To read the tire serial number, you’ll first need to find the letters DOT on the side of the tire. The serial number follows these letters (the tire size code usually is in larger print). Here’s what the numbers will tell you:

  • The first set of letters represents the tire’s manufacturing plant.
  • The second set of letters represents the tire size code.
  • There may be a block of numbers and letters that represents the type of tire. This is an optional listing.
  • The final four digits represent the week and year the tire was manufactured. For example, a listing that reads 1810 would represent the 18th week of 2010.

When you hear of a recall, a quick check of your vehicle’s tires will tell you if you need to pay attention to necessary maintenance or replacement issues.

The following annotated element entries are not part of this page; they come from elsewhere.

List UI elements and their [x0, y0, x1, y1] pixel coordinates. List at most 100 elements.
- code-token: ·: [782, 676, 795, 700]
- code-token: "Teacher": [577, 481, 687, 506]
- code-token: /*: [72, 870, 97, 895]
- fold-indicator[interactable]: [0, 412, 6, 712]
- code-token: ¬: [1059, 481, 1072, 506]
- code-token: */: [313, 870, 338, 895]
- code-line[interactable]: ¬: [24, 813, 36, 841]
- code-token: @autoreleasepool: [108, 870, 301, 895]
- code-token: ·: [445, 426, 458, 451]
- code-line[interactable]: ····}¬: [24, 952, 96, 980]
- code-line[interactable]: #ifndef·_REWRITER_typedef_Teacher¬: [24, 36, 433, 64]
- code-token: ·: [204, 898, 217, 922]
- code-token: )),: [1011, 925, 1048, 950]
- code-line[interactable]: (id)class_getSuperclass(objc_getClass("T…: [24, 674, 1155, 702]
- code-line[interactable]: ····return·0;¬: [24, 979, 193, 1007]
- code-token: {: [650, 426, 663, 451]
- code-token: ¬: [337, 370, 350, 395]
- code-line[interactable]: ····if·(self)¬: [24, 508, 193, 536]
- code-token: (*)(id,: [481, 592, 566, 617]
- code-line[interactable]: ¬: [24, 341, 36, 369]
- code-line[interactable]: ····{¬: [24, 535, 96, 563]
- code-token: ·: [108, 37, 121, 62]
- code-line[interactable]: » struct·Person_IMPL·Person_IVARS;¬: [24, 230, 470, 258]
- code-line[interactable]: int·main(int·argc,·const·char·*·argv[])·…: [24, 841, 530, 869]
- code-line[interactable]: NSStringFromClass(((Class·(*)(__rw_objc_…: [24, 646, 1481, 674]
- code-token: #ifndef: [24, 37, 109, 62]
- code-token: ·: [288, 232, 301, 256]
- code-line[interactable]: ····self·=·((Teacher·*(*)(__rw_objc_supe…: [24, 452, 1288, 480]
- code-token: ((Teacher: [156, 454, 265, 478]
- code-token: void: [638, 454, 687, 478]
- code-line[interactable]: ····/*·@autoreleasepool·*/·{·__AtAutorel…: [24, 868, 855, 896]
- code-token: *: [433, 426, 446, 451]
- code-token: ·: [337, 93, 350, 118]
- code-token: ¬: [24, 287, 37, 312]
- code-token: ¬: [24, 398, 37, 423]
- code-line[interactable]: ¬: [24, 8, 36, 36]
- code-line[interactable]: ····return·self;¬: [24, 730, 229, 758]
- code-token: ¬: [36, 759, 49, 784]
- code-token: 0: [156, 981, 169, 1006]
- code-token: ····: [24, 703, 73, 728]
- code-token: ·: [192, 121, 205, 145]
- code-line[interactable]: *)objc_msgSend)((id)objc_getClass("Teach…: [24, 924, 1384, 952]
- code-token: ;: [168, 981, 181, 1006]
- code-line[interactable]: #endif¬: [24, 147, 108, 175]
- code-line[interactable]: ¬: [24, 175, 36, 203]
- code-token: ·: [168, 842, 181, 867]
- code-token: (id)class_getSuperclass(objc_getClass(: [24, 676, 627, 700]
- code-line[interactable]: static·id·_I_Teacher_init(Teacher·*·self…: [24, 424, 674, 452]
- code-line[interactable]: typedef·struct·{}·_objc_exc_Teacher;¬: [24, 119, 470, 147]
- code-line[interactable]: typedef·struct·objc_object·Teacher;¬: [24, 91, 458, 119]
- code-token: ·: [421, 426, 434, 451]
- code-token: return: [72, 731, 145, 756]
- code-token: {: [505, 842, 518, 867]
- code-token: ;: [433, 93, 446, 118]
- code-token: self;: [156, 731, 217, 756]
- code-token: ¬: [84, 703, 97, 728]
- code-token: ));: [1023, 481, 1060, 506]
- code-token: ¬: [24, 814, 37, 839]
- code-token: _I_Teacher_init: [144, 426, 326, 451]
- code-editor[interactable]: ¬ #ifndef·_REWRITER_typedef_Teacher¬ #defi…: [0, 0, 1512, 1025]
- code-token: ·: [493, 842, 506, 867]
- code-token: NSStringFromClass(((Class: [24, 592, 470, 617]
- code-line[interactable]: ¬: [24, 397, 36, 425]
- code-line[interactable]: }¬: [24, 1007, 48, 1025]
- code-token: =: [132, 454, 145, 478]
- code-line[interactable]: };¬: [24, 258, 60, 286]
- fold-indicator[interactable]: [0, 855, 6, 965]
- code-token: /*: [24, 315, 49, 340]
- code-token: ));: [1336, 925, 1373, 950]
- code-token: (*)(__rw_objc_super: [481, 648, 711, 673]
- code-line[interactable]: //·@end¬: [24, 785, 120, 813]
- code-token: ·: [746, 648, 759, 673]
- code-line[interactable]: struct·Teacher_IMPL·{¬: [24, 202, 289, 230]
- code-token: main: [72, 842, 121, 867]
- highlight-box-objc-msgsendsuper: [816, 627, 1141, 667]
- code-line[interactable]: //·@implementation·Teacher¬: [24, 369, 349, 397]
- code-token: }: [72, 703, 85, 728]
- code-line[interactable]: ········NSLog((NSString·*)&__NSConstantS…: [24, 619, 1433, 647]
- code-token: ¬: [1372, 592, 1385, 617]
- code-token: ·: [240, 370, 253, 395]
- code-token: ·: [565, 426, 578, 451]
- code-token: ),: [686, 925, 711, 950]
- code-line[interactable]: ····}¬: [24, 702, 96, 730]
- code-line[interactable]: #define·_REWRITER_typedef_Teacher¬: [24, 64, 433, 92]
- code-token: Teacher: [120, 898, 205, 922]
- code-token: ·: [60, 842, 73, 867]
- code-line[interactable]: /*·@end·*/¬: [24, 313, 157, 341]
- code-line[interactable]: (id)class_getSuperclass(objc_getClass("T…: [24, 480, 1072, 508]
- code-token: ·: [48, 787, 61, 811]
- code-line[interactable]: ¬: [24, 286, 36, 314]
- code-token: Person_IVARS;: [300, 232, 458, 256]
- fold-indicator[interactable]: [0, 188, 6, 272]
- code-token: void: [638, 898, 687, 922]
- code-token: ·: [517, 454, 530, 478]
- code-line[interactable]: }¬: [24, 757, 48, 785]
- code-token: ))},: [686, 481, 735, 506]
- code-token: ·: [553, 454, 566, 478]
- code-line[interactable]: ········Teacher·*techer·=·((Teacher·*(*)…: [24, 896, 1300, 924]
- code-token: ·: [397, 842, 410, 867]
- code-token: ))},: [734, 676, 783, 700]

Q. Where is My Vehicle’s Tire Pressure Information?

You’ll find the manufacturer’s optimum or recommended tire pressure for your car on a sticker in the door jam, or in your owner’s manual. Some models even place the stickers on the trunk lid, in the console or on the fuel door. Recommended pressure is usually between 30 and 35 PSI.

Q. Where is My Car Jack and Other Important Stuff?

Sorry, there’s no one location for tire jacks and spare tires, so you’re going to have to read your owner’s manual. While you’re at it, check out this other important information in the manual about your vehicle:

  • Types of fluids used and when they should be changed
  • What various warning lights mean
  • What your warranty covers

When it comes to critical safety recalls of vehicles and tires, take the time to locate your vehicle VIN and tire DOT serial numbers and enter them at www.safercar.gov to see if they are affected by a recall. This action can mean the difference between a safe ride home and not getting home at all.